A girl of 17 had suffered from almost daily hemorrhages from the ears for nine months. For six of these months she also had frequent epistaxis. Her medical man had her under constant observation, suspecting self-inflicted injuries, but never was able to detect her. She was a healthylooking girl-described as a tomboy when at school-but her look somewhat furtive. Examination of the ears revealed nothing abnormal and she heard perfectly; in the nose were seen scabs on either side of the septum. She was put under observation, and during the first two days her ears bled twice, on both occasions while the nurse was absent from the room. One ear was then covered with wool and gauze and sealed with collodion; she bled from the opposite ear; this was then covered in a similar way and no bleeding occurred at all. Her mother was told; and some weeks after sent the report that the attacks of bleeding had practically stopped and the girl was much better and brighter.

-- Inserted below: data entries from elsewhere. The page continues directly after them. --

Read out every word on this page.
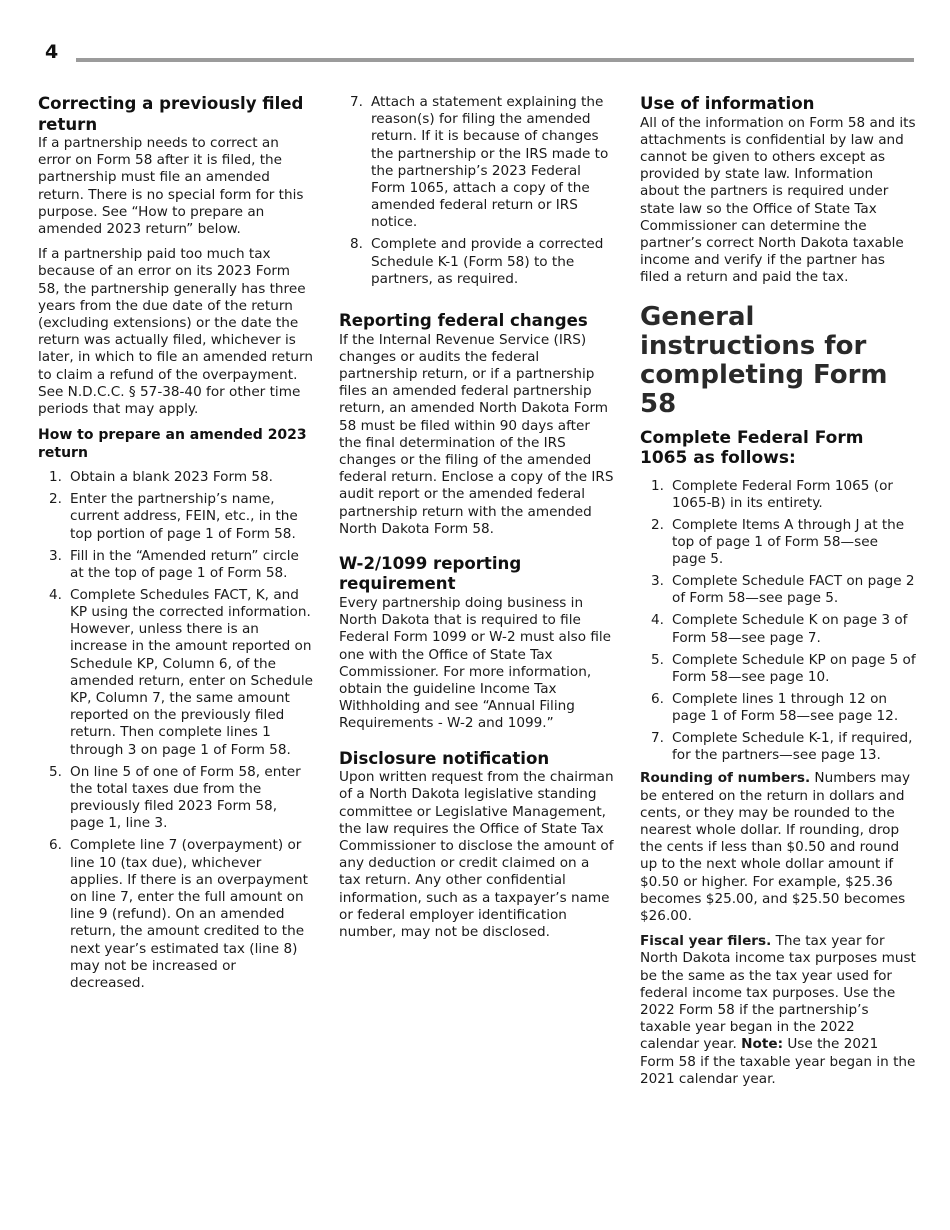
4
Correcting a previously filed return

If a partnership needs to correct an error on Form 58 after it is filed, the partnership must file an amended return. There is no special form for this purpose. See “How to prepare an amended 2023 return” below.

If a partnership paid too much tax because of an error on its 2023 Form 58, the partnership generally has three years from the due date of the return (excluding extensions) or the date the return was actually filed, whichever is later, in which to file an amended return to claim a refund of the overpayment. See N.D.C.C. § 57-38-40 for other time periods that may apply.

How to prepare an amended 2023 return
1. Obtain a blank 2023 Form 58.
2. Enter the partnership’s name, current address, FEIN, etc., in the top portion of page 1 of Form 58.
3. Fill in the “Amended return” circle at the top of page 1 of Form 58.
4. Complete Schedules FACT, K, and KP using the corrected information. However, unless there is an increase in the amount reported on Schedule KP, Column 6, of the amended return, enter on Schedule KP, Column 7, the same amount reported on the previously filed return. Then complete lines 1 through 3 on page 1 of Form 58.
5. On line 5 of one of Form 58, enter the total taxes due from the previously filed 2023 Form 58, page 1, line 3.
6. Complete line 7 (overpayment) or line 10 (tax due), whichever applies. If there is an overpayment on line 7, enter the full amount on line 9 (refund). On an amended return, the amount credited to the next year’s estimated tax (line 8) may not be increased or decreased.
7. Attach a statement explaining the reason(s) for filing the amended return. If it is because of changes the partnership or the IRS made to the partnership’s 2023 Federal Form 1065, attach a copy of the amended federal return or IRS notice.
8. Complete and provide a corrected Schedule K-1 (Form 58) to the partners, as required.
Reporting federal changes

If the Internal Revenue Service (IRS) changes or audits the federal partnership return, or if a partnership files an amended federal partnership return, an amended North Dakota Form 58 must be filed within 90 days after the final determination of the IRS changes or the filing of the amended federal return. Enclose a copy of the IRS audit report or the amended federal partnership return with the amended North Dakota Form 58.

W-2/1099 reporting requirement

Every partnership doing business in North Dakota that is required to file Federal Form 1099 or W-2 must also file one with the Office of State Tax Commissioner. For more information, obtain the guideline Income Tax Withholding and see “Annual Filing Requirements - W-2 and 1099.”

Disclosure notification

Upon written request from the chairman of a North Dakota legislative standing committee or Legislative Management, the law requires the Office of State Tax Commissioner to disclose the amount of any deduction or credit claimed on a tax return. Any other confidential information, such as a taxpayer’s name or federal employer identification number, may not be disclosed.

Use of information

All of the information on Form 58 and its attachments is confidential by law and cannot be given to others except as provided by state law. Information about the partners is required under state law so the Office of State Tax Commissioner can determine the partner’s correct North Dakota taxable income and verify if the partner has filed a return and paid the tax.

General instructions for completing Form 58
Complete Federal Form 1065 as follows:
1. Complete Federal Form 1065 (or 1065-B) in its entirety.
2. Complete Items A through J at the top of page 1 of Form 58—see page 5.
3. Complete Schedule FACT on page 2 of Form 58—see page 5.
4. Complete Schedule K on page 3 of Form 58—see page 7.
5. Complete Schedule KP on page 5 of Form 58—see page 10.
6. Complete lines 1 through 12 on page 1 of Form 58—see page 12.
7. Complete Schedule K-1, if required, for the partners—see page 13.

Rounding of numbers. Numbers may be entered on the return in dollars and cents, or they may be rounded to the nearest whole dollar. If rounding, drop the cents if less than $0.50 and round up to the next whole dollar amount if $0.50 or higher. For example, $25.36 becomes $25.00, and $25.50 becomes $26.00.

Fiscal year filers. The tax year for North Dakota income tax purposes must be the same as the tax year used for federal income tax purposes. Use the 2022 Form 58 if the partnership’s taxable year began in the 2022 calendar year. Note: Use the 2021 Form 58 if the taxable year began in the 2021 calendar year.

(c) Middle Ear. Discharge of blood occurs as a result of rupture of the tympanic membrane; the tear is usually found in the posterior part of the membrane, and follows a blow on the ear or a severe fall on the head, or, as the author saw recently, a dive from a height, coming down with the side of the head on the water. The treatment must be directed towards keeping the meatus aseptic, not by syringing, but by the insertion of a strip of antiseptic gauze, or perhaps by a plug of aseptic wool.

(d) Cranium. In fracture of the base of the skull across the middle fossa discharge of blood and cerebro-spinal fluid occurs through the almost invariably accompanying rupture of the tympanic membrane. Treatment here must, as far as the ears are concerned, be as for the cases of ruptured membrane-aseptic wool plugs in the ears.